To determine the interval in which the function \( f(x) = 2x^3 + 15 \) increases less rapidly than the function \( g(x) = 9x^2 - 12x \), we need to compare their derivatives. ### Step 1: Find the derivatives of both functions. 1. The derivative of \( f(x) \): \[ f'(x) = \frac{d}{dx}(2x^3 + 15) = 6x^2 \] 2. The derivative of \( g(x) \): \[ g'(x) = \frac{d}{dx}(9x^2 - 12x) = 18x - 12 \] ### Step 2: Set up the inequality. We want to find the interval where \( f'(x) < g'(x) \): \[ 6x^2 < 18x - 12 \] ### Step 3: Rearrange the inequality. Rearranging gives: \[ 6x^2 - 18x + 12 < 0 \] Dividing through by 6 simplifies it to: \[ x^2 - 3x + 2 < 0 \] ### Step 4: Factor the quadratic. Factoring the quadratic: \[ (x - 1)(x - 2) < 0 \] ### Step 5: Determine the critical points. The critical points from the factors are \( x = 1 \) and \( x = 2 \). ### Step 6: Test intervals around the critical points.
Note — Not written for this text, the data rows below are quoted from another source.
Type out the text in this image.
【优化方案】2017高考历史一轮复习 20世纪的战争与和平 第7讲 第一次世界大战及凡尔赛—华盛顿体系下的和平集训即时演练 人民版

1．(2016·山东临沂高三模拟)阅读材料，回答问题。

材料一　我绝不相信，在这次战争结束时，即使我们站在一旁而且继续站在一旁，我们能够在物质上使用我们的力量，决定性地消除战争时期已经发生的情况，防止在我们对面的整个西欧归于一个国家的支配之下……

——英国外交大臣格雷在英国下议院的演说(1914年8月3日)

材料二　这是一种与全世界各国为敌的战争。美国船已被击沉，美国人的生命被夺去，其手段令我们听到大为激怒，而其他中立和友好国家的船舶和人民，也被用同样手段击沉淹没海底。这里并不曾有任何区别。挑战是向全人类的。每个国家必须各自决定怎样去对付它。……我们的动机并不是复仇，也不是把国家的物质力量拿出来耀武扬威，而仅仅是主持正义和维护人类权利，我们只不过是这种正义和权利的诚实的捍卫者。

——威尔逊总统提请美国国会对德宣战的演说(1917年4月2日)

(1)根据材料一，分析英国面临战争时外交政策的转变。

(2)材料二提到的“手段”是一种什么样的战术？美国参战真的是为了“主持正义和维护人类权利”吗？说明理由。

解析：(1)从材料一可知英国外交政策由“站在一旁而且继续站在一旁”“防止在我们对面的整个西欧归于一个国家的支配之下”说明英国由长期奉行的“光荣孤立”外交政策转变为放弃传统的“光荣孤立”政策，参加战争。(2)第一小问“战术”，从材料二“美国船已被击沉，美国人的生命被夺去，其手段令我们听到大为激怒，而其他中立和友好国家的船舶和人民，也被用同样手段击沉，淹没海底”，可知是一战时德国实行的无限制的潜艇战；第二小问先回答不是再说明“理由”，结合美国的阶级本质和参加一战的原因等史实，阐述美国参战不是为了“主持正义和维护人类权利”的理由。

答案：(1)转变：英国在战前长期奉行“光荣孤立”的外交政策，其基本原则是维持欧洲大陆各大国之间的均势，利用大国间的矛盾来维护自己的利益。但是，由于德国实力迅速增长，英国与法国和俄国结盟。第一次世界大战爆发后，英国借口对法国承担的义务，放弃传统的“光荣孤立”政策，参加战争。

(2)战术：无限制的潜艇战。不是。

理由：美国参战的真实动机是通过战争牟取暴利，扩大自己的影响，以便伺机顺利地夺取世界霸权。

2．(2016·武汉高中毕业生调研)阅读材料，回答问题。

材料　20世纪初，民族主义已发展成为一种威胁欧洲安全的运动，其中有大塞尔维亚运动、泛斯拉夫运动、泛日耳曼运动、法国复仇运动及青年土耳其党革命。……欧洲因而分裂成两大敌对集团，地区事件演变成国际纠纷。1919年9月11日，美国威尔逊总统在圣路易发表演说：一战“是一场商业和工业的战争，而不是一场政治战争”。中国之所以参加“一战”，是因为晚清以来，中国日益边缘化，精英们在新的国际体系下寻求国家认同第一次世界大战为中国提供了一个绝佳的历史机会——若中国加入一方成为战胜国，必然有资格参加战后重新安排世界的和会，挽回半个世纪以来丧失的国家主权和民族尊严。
We will test the intervals \( (-\infty, 1) \), \( (1, 2) \), and \( (2, \infty) \): 1. For \( x < 1 \) (e.g., \( x = 0 \)): \[ (0 - 1)(0 - 2) = 1 \cdot 2 = 2 > 0 \] 2. For \( 1 < x < 2 \) (e.g., \( x = 1.5 \)): \[ (1.5 - 1)(1.5 - 2) = 0.5 \cdot (-0.5) = -0.25 < 0 \] 3. For \( x > 2 \) (e.g., \( x = 3 \)): \[ (3 - 1)(3 - 2) = 2 \cdot 1 = 2 > 0 \] ### Step 7: Conclusion. The function \( f(x) \) increases less rapidly than \( g(x) \) in the interval \( (1, 2) \). ### Final Answer: The interval in which the function \( 2x^3 + 15 \) increases less rapidly than the function \( 9x^2 - 12x \) is \( (1, 2) \). ---